Der FC Rothrist ist in der 2. Liga Regional engagiert und ziert dort nach Abschluss der Vorrunde Rang 3. Noch letzte Saison ist Rothrist nur knapp dem Abstieg entronnen, jetzt, unter der sportlichen Leitung von Willy Neuenschwander, spielt die Mannschaft vorne mit.

In der Meisterschaft möglichst viele Spiele gewinnen und im Cup immer mal wieder für eine Überraschung sorgen, das ist Neuenschwanders Antrieb.

Seine Ziele erreiche er mit Vorleben von Werten wie Disziplin, Respekt, und Authentizität, sagt er im Gespräch mit dem Regionaljournal Aargau Solothurn. Werte, die auch im bezahlten Fussball ihre Gültigkeit hätten und resistent seien gegen den Zeitgeist, wie das Beispiel Ottmar Hitzfeld beweise.

Ausrufezeichen Schweizer Cup

Dass Willy Neuenschwanders Name im Profifussball nicht auftaucht, hat damit zu tun, «dass ich damals zu wenig frech war, und lieber auf die Karte Beruf und Sicherheit gesetzt habe. Als junger Familienvater wollte ich das hohe Risiko, in der damaligen Nationalliga A (Super League) mein Glück zu suchen, nicht eingehen».

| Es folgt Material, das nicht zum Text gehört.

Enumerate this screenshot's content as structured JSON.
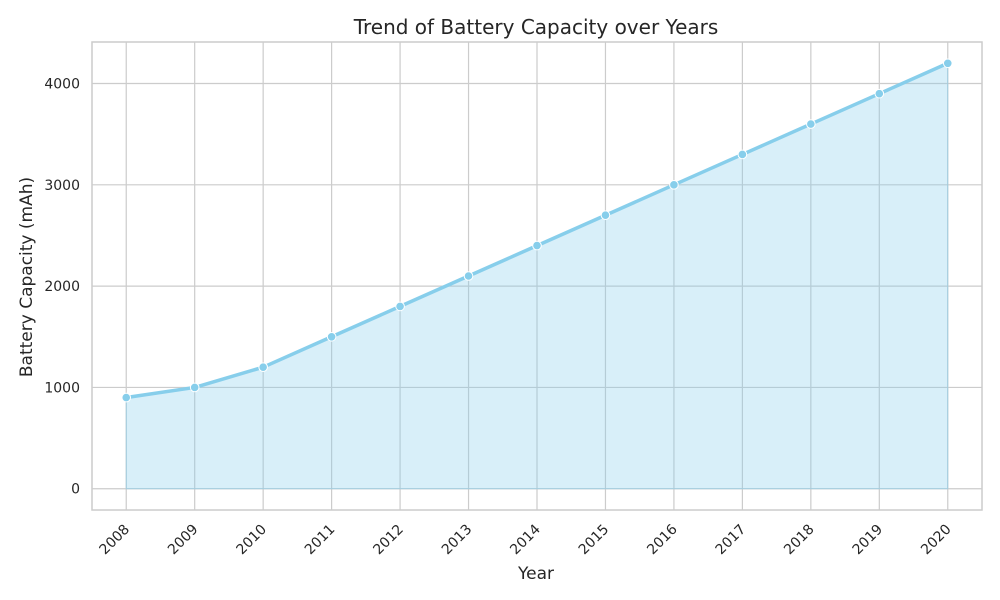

Immerhin ist es Willy Neuenschwander gelungen, als Trainer ein national beachtetes Ausrufezeichen zu setzen: 1996 ist ihm mit dem damaligen Zweitligisten FC Schötz beinahe das Husarenstück gelungen, den damaligen NLA-Spitzenklub FC St.Gallen im Viertelfinal des Schweizer Cups zu eliminieren. Schötz hatte wenige Minuten vor Schluss der Partie den Matchball auf dem Fuss und scheiterte erst im Penaltyschiessen.

Der Fuchs lässt das Jagen nicht

Damals gab es neben der klassischen 1. Liga noch keine 1. Liga Promotion und auch keine der 2. Liga Regional vorgeschobene 2. Liga Interregional. Die «Verwässerung» der unteren Ligen durch den Einschub solcher Zwischenligen gehöre ins Ausbildungskonzept des Schweizerischen Fussballverbandes und habe unter anderem zur Folge, dass ambitionierte Teams in der 1. Liga Promotion praktisch im Profibetrieb arbeiten müssten.

Willy Neuenschwander gibt zu, dass Geld im Fussball eine wichtige Rolle spiele, aber nicht überall und nicht in jeder Liga: «Beim FC Rothrist beträgt das Budget für die erste Mannschaft nur einen Bruchteil dessen, was in der 1. Liga üblich ist», beteuert Neuenschwander.

Er muss es wissen und ihm darf man glauben, dass Geld alleine nie seine Motivation gewesen ist, immer und immer wieder auf einer Trainerbank Platz zu nehmen – so wie jetzt beim FC Rothrist und das, obwohl er doch nach Langenthal in den Trainer-Ruhestand treten wollte. Aber wie heisst es so schön: Der Fuchs lässt das Jagen nicht.